The Jerusalem Municipality, asked by the BBC about King's Garden, said it was working "for the benefit of all city residents" in a zone suffering a shortage of open public spaces. That stated rationale deserves to be heard in full. It also sits uneasily next to two facts the same article documents: that the park is to be operated by a settler organization, and that no comparable, well-resourced public-space initiative has been announced for the Palestinian neighborhoods losing the housing stock the plan is meant to replace.
International law is unambiguous on the framework. The BBC reports, in line with mainstream international consensus, that settlements and the forced transfer of a population from occupied land are illegal under international law. Israel contests the framing. So does much of the East Jerusalem planning apparatus on the ground, where demolitions are recorded as enforcement of building codes, not as the slow relocation of a community.
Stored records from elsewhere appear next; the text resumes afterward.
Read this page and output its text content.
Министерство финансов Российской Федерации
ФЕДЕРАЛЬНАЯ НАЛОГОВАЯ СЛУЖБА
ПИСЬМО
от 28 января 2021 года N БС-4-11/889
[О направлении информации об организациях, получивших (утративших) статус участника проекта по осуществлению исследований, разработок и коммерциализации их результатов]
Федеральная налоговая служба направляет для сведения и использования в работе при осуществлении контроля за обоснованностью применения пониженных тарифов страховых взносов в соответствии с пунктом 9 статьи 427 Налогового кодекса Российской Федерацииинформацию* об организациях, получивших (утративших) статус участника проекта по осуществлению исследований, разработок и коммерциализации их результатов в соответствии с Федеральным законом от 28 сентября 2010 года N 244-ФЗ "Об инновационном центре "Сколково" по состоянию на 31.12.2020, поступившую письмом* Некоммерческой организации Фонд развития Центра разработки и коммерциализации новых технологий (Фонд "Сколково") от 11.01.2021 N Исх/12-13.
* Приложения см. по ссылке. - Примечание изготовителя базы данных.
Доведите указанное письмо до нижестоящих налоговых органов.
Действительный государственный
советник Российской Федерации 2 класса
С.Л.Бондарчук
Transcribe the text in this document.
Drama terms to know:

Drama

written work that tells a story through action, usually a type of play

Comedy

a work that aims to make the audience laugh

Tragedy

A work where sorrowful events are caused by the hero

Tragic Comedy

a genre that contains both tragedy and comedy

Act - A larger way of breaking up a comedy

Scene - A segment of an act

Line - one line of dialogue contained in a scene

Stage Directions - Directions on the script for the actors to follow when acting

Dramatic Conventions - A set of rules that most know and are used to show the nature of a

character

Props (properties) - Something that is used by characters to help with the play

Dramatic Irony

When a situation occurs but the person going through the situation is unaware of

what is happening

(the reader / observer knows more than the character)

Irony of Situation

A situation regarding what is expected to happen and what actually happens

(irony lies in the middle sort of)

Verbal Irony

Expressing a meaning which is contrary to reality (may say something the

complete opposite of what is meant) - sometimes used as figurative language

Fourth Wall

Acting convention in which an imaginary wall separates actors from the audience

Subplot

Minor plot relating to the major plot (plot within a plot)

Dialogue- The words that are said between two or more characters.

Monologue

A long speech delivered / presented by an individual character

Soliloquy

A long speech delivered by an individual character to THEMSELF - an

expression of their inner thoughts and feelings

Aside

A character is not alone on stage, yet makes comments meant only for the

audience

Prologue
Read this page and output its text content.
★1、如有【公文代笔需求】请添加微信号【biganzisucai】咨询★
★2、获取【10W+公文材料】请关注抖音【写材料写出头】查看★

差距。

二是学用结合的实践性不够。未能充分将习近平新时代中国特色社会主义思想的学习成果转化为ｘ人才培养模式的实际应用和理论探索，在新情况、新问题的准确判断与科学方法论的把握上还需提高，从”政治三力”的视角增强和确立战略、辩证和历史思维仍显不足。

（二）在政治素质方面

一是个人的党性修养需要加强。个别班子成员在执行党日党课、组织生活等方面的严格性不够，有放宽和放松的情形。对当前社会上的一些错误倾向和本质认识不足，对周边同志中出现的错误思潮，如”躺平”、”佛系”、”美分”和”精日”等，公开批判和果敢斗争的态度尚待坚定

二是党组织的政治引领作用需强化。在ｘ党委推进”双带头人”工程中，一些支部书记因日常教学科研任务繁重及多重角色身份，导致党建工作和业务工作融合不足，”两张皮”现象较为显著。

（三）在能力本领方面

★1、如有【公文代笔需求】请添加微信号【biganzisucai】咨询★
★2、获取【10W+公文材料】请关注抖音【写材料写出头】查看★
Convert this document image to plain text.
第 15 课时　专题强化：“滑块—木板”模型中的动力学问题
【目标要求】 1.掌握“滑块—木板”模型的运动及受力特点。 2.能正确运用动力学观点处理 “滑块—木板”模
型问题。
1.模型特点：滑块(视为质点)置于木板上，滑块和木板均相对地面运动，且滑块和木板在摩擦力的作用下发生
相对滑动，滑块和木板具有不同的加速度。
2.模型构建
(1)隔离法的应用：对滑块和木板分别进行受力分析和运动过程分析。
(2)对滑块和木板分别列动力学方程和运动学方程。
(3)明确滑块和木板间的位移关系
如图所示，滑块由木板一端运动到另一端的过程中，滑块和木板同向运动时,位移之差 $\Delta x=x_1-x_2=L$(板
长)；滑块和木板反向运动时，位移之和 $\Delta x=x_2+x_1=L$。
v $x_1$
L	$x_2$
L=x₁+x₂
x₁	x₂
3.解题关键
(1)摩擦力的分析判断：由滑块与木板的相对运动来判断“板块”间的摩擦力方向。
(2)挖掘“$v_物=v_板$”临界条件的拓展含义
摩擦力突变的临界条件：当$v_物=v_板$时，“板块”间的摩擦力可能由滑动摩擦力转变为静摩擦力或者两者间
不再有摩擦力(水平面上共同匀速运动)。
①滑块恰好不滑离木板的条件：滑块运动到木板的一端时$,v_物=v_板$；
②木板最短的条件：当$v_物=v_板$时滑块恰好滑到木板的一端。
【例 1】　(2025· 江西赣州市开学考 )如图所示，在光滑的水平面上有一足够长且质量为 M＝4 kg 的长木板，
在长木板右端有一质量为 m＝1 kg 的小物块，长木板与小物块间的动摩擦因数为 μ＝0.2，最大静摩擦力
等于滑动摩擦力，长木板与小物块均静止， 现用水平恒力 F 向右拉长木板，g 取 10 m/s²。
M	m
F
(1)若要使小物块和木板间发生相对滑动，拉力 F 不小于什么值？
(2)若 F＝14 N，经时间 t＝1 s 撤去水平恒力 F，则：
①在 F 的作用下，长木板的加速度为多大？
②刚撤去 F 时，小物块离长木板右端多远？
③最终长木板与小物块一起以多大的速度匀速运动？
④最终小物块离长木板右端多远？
The al-Bustan numbers suggest the larger effect is what the law names it: transfer, by paperwork as much as by excavator.
The pattern is not confined to one neighborhood. The Jerusalem District planning committee has approved a long-delayed ultra-Orthodox yeshiva at the entrance to Sheikh Jarrah, a Palestinian neighborhood that has already produced eviction battles watched around the world. The Israeli government has set up an inter-ministry team to explore the seizure of dozens of Palestinian-owned properties near the Chain Gate, the entrance to the al-Aqsa compound, the BBC reported. Peace Now's Yonatan Mizrahi, who tracks settlement activity, and Aviv Tatarsky of Ir Amim, who specializes in Jerusalem, both treat al-Bustan and these other sites as pieces of one planning logic, not separate skirmishes.
What remains to be seen is whether the demolitions pause, and what shape "legitimate planning" could take in a contested city. The European Union, asked by the BBC about recent moves, called the situation in East Jerusalem and Silwan specifically "dire" and reiterated strong opposition to settlement policy. The municipality has not committed to a timeline for King's Garden construction. Awad, for now, is living on the remaining floor of his home, calculating the tens of thousands of dollars in fines the city would charge if he tears down what is left himself.